I never quite know who’s story I’m supposed to tell on this blog - yours or mine? Perhaps this is one is ours; it belongs to all of us because we belong to each other and we’re all just walking each other home. Those are the words of Ram Dass, not my own.
Most of the work I do these days is commercial in a studio. I’m manipulating the light with diffusers and metering every few minutes or so. Hopefully, everyone’s been to hair and makeup that morning. I love curating images to help people in their careers.
I try to stay as grateful as humanly possible, even though - if I’m honest, and I try to be - making a living as a photographer in an industry many say is saturated isn’t always easy. Sometimes I wonder…when I factor in healthcare, taxes and expenses, and depreciation - of my spine, neck, shoulders, and equipment - as well as all the time spent answering emails, culling images and editing images, delivering galleries, and ordering prints…is what I do still worth it? Granted, I crunch numbers quarterly, if not monthly, to ensure my business is financially sustainable. So, I suppose what I’m really wondering is if my work has value? Is it important? Is it making a difference in my community?
I hope so. Because, I love what I do, and I understand how unique and fortunate I am to do so. This brings me full-circle back to gratitude -
For the clients who continue to hire me and forward my newsletters and share my posts and say “Oh, you have got to work with Amber.”
For the moments I get to witness with a camera - moments so poignant, I’m laughing or crying…both…behind my lens.
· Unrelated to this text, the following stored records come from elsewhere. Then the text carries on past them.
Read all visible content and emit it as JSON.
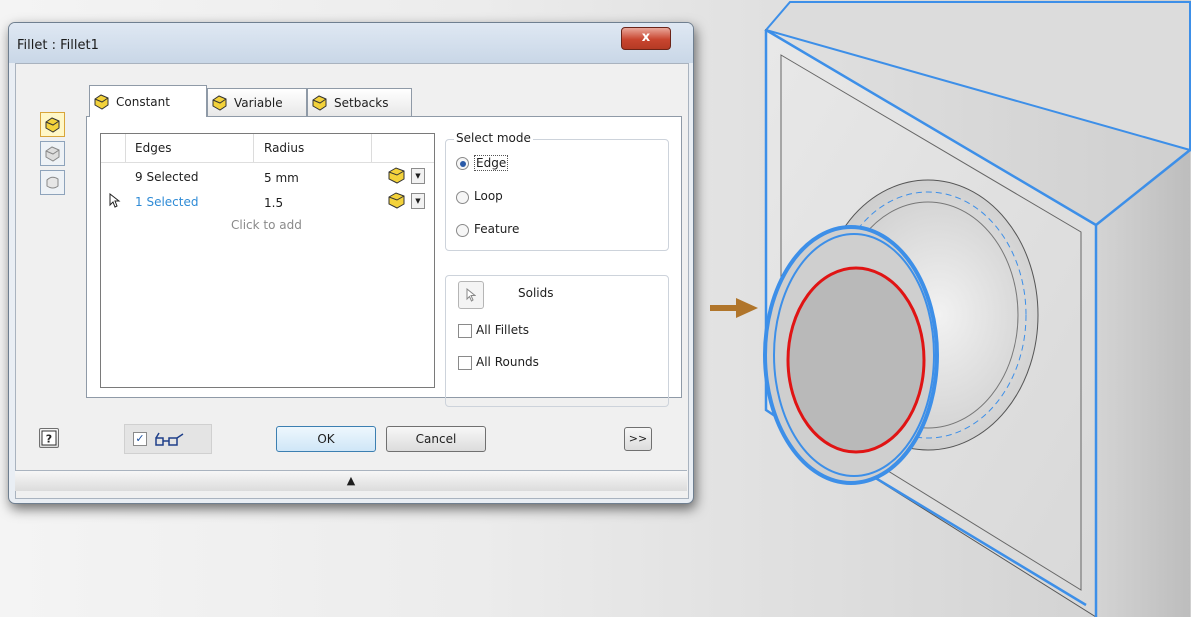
{
  "dialog": {
    "title": "Fillet : Fillet1",
    "close_glyph": "x",
    "side_buttons": [
      {
        "icon": "edge-fillet-icon",
        "active": true
      },
      {
        "icon": "face-fillet-icon",
        "active": false
      },
      {
        "icon": "full-round-fillet-icon",
        "active": false
      }
    ],
    "tabs": [
      {
        "label": "Constant",
        "icon": "constant-cube-icon",
        "active": true
      },
      {
        "label": "Variable",
        "icon": "variable-cube-icon",
        "active": false
      },
      {
        "label": "Setbacks",
        "icon": "setbacks-cube-icon",
        "active": false
      }
    ],
    "grid": {
      "headers": [
        "Edges",
        "Radius"
      ],
      "rows": [
        {
          "edges": "9 Selected",
          "radius": "5 mm",
          "highlight": false
        },
        {
          "edges": "1 Selected",
          "radius": "1.5",
          "highlight": true
        }
      ],
      "add_row": "Click to add"
    },
    "select_mode": {
      "legend": "Select mode",
      "options": [
        {
          "label": "Edge",
          "selected": true
        },
        {
          "label": "Loop",
          "selected": false
        },
        {
          "label": "Feature",
          "selected": false
        }
      ]
    },
    "solids": {
      "label": "Solids",
      "checkboxes": [
        {
          "label": "All Fillets",
          "checked": false
        },
        {
          "label": "All Rounds",
          "checked": false
        }
      ]
    },
    "footer": {
      "preview_checked": true,
      "preview_icon": "glasses-icon",
      "ok": "OK",
      "cancel": "Cancel",
      "more": ">>",
      "help_icon": "help-icon"
    },
    "colors": {
      "accent_blue": "#2f8bd6",
      "selection_blue": "#3d8fe8",
      "selection_red": "#e01414",
      "arrow": "#b0752b"
    }
  }
}
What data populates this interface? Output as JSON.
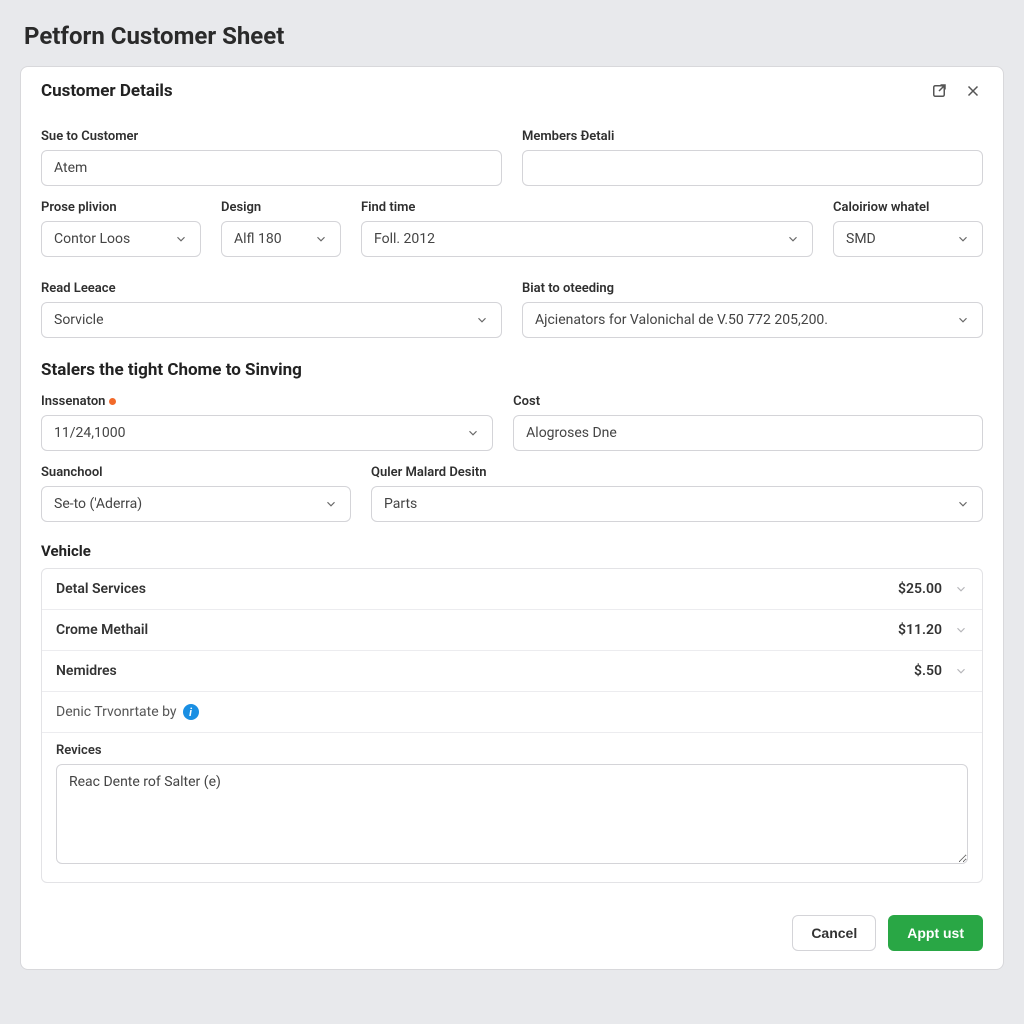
{
  "page": {
    "title": "Petforn Customer Sheet"
  },
  "sheet": {
    "header_title": "Customer Details",
    "footer": {
      "cancel": "Cancel",
      "submit": "Appt ust"
    }
  },
  "fields": {
    "suo_customer": {
      "label": "Sue to Customer",
      "value": "Atem"
    },
    "members": {
      "label": "Members Đetali",
      "value": ""
    },
    "prose_plivion": {
      "label": "Prose plivion",
      "value": "Contor Loos"
    },
    "design": {
      "label": "Design",
      "value": "Alfl 180"
    },
    "find_time": {
      "label": "Find time",
      "value": "Foll. 2012"
    },
    "caloiriow_whatel": {
      "label": "Caloiriow whatel",
      "value": "SMD"
    },
    "read_leeace": {
      "label": "Read Leeace",
      "value": "Sorvicle"
    },
    "biat_to": {
      "label": "Biat to oteeding",
      "value": "Ajcienators for Valonichal de V.50 772 205,200."
    },
    "section2_heading": "Stalers the tight Chome to Sinving",
    "inssenaton": {
      "label": "Inssenaton",
      "value": "11/24,1000",
      "required": true
    },
    "cost": {
      "label": "Cost",
      "value": "Alogroses Dne"
    },
    "suanchool": {
      "label": "Suanchool",
      "value": "Se-to ('Aderra)"
    },
    "quler": {
      "label": "Quler Malard Desitn",
      "value": "Parts"
    }
  },
  "vehicle": {
    "heading": "Vehicle",
    "items": [
      {
        "name": "Detal Services",
        "price": "$25.00"
      },
      {
        "name": "Crome Methail",
        "price": "$11.20"
      },
      {
        "name": "Nemidres",
        "price": "$.50"
      }
    ],
    "note": "Denic Trvonrtate by",
    "revices_label": "Revices",
    "revices_value": "Reac Dente rof Salter (e)"
  }
}
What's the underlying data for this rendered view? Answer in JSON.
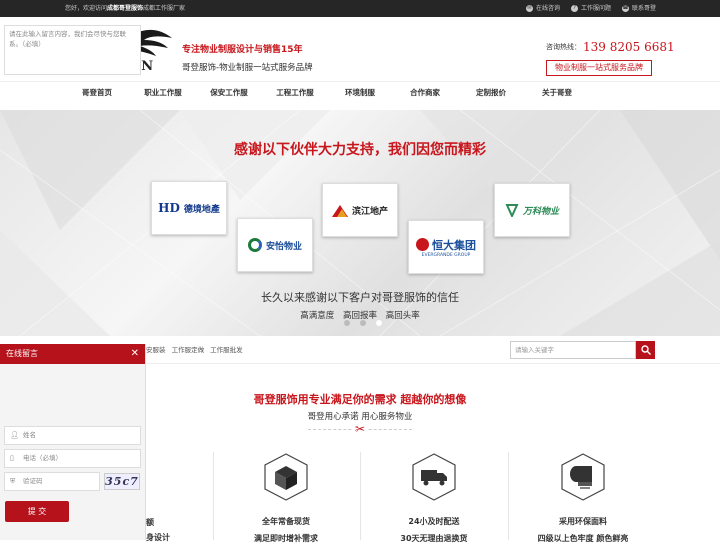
{
  "topbar": {
    "welcome_prefix": "您好，欢迎访问",
    "welcome_brand": "成都哥登服饰",
    "welcome_suffix": "成都工作服厂家",
    "links": [
      {
        "label": "在线咨询",
        "icon": "chat-icon"
      },
      {
        "label": "工作服问题",
        "icon": "question-icon"
      },
      {
        "label": "联系哥登",
        "icon": "phone-icon"
      }
    ]
  },
  "header": {
    "logo_text": "GORDEN",
    "slogan_main": "专注物业制服设计与销售15年",
    "slogan_sub": "哥登服饰-物业制服一站式服务品牌",
    "hotline_label": "咨询热线：",
    "hotline_number": "139 8205 6681",
    "badge": "物业制服一站式服务品牌"
  },
  "nav": [
    "哥登首页",
    "职业工作服",
    "保安工作服",
    "工程工作服",
    "环境制服",
    "合作商家",
    "定制报价",
    "关于哥登"
  ],
  "banner": {
    "title": "感谢以下伙伴大力支持，我们因您而精彩",
    "partners": [
      {
        "name": "德境地產",
        "mark": "HD"
      },
      {
        "name": "安怡物业",
        "mark": ""
      },
      {
        "name": "滨江地产",
        "mark": ""
      },
      {
        "name": "恒大集团",
        "mark": "EVERGRANDE GROUP"
      },
      {
        "name": "万科物业",
        "mark": ""
      }
    ],
    "subtitle": "长久以来感谢以下客户对哥登服饰的信任",
    "tags": "高满意度 高回报率 高回头率"
  },
  "search": {
    "hotwords": "安服装 工作服定做 工作服批发",
    "placeholder": "请输入关键字"
  },
  "section": {
    "title": "哥登服饰用专业满足你的需求 超越你的想像",
    "subtitle": "哥登用心承诺 用心服务物业",
    "features": [
      {
        "icon": "box-icon",
        "line1": "全年常备现货",
        "line2": "满足即时增补需求"
      },
      {
        "icon": "truck-icon",
        "line1": "24小及时配送",
        "line2": "30天无理由退换货"
      },
      {
        "icon": "fabric-roll-icon",
        "line1": "采用环保面料",
        "line2": "四级以上色牢度 颜色鲜亮"
      }
    ],
    "partial_left": {
      "line1": "额",
      "line2": "身设计"
    }
  },
  "message_panel": {
    "title": "在线留言",
    "textarea_placeholder": "请在此输入留言内容，我们会尽快与您联系。（必填）",
    "name_placeholder": "姓名",
    "phone_placeholder": "电话（必填）",
    "captcha_placeholder": "验证码",
    "captcha_text": "35c7",
    "submit_label": "提 交"
  },
  "colors": {
    "brand_red": "#c8161d",
    "dark_bar": "#262626"
  }
}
For my friends and family - for, I can remember when they were the only ones asking me to photograph them.
This isn’t the usual stuff I post. I want to share some images from this adoption ceremony - not because it’s my best work…it’s not…but because I feel it’s some of my most meaningful. I remain in awe of portraiture as a medium through which to tell a story. And, these images tell a story of love and lifetime friendships and adoption, grief and redemption.
I would suggest that anyone who’s feeling down and disenchanted go sit in the courthouse on the Friday of the month when they finalize adoptions. They’re much the same every time. Crowds of people with children await the judge to arrive. The air feels full of anticipation and anxiety. Like cattle, we file into the courtroom which is always standing room only. A family’s name is called. The attorney goes before the judge with you and your soon-to-be-forever child and a few (or 40) of your chosen family. People cheer and cry, then cry and cheer. You take home a stuffed animal, which is a small consolation compared to the child for whom you’ve prayed.
I’ve been to Tarrant County adoption finalization ceremonies on three occasions now. First for their first son about 3 years ago.
Then for my own son about a year and a half ago.
And now, for their second son.
I hope I go again.
Whether I go as a photographer standing behind the judge or a parent standing before him, I’ll leave the details up to Divine will.